Huh?  The US is the most powerful country in the world (not there, China).  And it would largely prefer for the status quo to remain.  The problem of success is that countries and other actors cannot attack the US conventionally--either via war or trade war.  The US is simply too good on the conventional battlefield.  So, opponents must try asymmetric strategies and means to thwart the US.  We have become most familiar with non-state actors (terrorists, insurgents, hackers) using unconventional efforts to impose costs on the US so that it changes its policies.

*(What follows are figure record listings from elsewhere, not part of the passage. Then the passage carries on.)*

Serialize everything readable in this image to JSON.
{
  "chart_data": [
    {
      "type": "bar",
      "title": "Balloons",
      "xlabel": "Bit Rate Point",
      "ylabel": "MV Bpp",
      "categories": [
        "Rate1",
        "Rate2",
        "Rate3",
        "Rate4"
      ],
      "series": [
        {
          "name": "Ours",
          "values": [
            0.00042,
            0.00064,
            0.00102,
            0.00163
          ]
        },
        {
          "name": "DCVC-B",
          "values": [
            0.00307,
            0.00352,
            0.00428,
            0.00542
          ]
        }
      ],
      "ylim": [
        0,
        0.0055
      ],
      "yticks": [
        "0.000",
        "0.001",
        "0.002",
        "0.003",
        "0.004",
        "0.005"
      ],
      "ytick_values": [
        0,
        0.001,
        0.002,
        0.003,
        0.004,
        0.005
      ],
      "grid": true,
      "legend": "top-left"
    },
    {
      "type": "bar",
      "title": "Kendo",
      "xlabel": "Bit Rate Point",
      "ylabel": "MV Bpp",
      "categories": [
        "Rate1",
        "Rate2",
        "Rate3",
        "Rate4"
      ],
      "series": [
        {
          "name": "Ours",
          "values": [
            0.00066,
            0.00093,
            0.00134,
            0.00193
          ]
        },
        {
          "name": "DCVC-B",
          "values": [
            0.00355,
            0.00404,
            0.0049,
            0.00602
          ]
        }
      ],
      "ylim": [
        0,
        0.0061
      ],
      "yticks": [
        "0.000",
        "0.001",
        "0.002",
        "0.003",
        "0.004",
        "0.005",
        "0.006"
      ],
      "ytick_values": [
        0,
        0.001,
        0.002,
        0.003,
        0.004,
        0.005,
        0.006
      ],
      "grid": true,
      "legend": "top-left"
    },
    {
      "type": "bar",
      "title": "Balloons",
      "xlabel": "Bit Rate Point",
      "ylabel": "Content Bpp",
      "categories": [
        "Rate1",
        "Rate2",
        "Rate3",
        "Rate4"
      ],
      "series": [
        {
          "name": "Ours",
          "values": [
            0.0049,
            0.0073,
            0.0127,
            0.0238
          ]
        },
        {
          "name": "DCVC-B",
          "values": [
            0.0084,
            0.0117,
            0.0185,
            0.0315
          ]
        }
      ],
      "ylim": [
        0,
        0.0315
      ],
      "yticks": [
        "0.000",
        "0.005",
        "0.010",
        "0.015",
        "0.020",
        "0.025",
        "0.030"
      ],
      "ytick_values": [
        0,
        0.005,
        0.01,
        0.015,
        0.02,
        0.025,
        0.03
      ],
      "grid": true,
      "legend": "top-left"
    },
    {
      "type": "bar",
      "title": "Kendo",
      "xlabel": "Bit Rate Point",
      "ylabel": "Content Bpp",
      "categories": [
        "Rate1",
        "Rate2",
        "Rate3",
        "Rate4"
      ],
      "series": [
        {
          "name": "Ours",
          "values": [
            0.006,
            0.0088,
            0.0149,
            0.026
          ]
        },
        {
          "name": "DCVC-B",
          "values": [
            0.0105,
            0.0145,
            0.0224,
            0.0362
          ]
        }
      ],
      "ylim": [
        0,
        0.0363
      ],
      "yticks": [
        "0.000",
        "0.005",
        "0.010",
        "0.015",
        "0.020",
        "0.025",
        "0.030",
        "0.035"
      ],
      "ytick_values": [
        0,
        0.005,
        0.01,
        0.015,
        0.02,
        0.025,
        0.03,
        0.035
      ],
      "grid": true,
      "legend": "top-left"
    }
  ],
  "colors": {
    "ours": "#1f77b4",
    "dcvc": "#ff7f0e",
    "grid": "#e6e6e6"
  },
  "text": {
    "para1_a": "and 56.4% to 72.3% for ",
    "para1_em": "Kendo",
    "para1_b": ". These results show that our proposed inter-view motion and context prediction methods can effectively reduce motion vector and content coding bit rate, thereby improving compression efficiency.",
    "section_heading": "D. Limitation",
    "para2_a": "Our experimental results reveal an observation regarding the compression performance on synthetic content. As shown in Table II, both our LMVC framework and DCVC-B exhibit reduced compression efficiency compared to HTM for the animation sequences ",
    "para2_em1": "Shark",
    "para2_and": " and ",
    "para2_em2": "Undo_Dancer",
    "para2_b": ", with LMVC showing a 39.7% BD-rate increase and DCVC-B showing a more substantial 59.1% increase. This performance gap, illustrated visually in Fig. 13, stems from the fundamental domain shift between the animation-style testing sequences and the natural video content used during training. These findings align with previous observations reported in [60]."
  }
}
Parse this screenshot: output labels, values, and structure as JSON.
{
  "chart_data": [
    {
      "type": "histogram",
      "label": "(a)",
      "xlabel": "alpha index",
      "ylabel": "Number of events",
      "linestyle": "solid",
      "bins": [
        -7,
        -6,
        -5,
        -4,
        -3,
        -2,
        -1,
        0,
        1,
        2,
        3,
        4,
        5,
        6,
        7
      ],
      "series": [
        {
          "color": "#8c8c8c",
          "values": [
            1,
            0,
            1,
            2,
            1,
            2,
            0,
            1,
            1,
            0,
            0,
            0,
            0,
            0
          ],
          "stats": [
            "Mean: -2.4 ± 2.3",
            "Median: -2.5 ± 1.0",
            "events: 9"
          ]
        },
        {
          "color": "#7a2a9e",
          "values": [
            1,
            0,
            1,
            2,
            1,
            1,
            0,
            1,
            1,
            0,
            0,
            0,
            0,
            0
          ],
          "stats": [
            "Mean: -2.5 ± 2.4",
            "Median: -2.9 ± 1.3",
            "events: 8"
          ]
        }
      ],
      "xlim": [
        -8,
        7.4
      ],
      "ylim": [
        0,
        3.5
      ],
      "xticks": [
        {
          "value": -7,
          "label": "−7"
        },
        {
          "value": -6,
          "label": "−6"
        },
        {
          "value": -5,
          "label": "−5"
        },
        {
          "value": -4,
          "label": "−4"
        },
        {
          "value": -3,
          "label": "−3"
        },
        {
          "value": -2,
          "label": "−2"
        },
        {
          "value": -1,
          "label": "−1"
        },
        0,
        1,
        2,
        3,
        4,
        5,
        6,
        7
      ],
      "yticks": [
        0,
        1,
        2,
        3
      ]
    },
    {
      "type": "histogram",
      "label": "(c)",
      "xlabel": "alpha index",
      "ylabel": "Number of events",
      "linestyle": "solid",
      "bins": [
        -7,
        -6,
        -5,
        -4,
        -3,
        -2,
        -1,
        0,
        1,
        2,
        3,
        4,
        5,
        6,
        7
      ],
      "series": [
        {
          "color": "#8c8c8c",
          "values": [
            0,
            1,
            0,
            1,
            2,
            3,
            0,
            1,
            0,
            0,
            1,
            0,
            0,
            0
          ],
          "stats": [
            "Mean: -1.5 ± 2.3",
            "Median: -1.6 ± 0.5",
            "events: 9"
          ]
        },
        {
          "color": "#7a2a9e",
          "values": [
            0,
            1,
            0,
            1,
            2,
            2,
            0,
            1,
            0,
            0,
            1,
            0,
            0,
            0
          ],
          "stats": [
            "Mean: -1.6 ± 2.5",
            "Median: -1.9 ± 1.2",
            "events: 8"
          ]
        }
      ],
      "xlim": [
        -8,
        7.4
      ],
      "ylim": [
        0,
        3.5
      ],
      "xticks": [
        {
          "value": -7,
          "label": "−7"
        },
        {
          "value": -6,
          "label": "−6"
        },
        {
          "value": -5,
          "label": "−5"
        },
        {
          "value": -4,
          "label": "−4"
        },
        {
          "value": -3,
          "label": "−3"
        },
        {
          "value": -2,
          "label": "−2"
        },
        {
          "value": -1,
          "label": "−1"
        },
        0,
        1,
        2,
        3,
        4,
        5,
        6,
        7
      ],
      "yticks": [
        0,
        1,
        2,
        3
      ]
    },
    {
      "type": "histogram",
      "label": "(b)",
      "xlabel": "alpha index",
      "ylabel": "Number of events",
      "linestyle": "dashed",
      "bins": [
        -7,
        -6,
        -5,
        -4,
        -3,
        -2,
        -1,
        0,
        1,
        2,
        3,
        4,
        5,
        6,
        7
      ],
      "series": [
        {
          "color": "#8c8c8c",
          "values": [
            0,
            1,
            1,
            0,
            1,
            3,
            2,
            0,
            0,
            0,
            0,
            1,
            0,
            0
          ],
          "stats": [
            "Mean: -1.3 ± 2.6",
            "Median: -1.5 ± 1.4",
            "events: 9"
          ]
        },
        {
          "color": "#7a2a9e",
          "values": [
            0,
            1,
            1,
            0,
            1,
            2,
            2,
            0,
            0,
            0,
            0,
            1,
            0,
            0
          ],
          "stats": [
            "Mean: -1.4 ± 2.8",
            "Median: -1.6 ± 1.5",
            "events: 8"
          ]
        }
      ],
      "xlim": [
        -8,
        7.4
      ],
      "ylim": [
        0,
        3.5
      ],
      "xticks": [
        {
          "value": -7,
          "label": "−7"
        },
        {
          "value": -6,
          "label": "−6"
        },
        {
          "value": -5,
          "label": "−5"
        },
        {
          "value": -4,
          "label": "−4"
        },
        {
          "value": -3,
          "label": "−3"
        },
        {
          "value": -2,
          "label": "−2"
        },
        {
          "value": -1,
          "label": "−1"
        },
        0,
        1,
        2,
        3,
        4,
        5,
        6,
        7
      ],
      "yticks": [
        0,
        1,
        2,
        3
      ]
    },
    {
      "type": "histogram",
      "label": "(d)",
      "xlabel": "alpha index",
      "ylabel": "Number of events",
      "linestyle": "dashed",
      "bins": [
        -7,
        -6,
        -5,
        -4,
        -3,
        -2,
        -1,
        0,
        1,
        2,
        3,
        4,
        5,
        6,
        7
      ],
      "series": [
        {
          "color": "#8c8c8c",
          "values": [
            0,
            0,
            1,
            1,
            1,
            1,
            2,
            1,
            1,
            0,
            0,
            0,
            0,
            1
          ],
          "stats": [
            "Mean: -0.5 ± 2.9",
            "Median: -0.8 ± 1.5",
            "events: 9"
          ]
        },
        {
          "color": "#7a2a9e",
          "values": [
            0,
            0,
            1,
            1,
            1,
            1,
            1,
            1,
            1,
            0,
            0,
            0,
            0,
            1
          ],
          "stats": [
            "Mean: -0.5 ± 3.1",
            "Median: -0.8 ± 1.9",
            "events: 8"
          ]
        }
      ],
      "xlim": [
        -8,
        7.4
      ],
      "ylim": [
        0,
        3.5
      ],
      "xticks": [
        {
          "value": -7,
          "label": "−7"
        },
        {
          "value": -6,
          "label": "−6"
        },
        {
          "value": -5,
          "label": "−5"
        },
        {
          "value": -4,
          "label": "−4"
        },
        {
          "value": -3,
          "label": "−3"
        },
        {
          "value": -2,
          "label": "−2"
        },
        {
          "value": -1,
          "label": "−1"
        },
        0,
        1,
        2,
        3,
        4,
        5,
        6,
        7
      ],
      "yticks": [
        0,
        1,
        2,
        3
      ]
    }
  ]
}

But we have not really thought so clearly about how weak countries can develop asymmetric strategies to challenge more powerful countries and this is where Greenhill comes in.  Her book focuses on how weaker, non-democratic countries can threaten migration crises to impose costs on the US and other advanced democracies: if the more powerful actors don't give in, the weaker player will force people to flee their country and create a refugee crisis where they land.  This puts democracies into a difficult spot since they face a conflict between interests and values--that most democratic leaders don't want to absorb large numbers of refugees (tis costly in dollars and helps to foster xenophobia and thus domestic political challenges) but they don't want to push the refugees back since it mean risking the lives of these unfortunates.

This is not a new dynamic, but Greenhill does a great job of understanding it and, more importantly, opening up our imagination to other ways in which weaker states can try to challenge more powerful ones.  Any leader of the US needs to understand this challenge in the 21st century: that American strengths are very good at some things but this will lead to the opponents having to figure out other ways to thwart the US.  To be clear, this effort by weaker countries often does not work out too well for them (ask Qaadafi!), but the costs are still generated and imposed upon the US and its friends, which means even failed attempts are a problem.

Anyhow, this book, more so than those on the usual lists, makes me think (and by extension any President because she and I have so much in common) differently about the challenges ahead.  And we need more different thinking since the old thinking is good for keeping the US in a good conventional position but not so good at the responses to our conventional strength.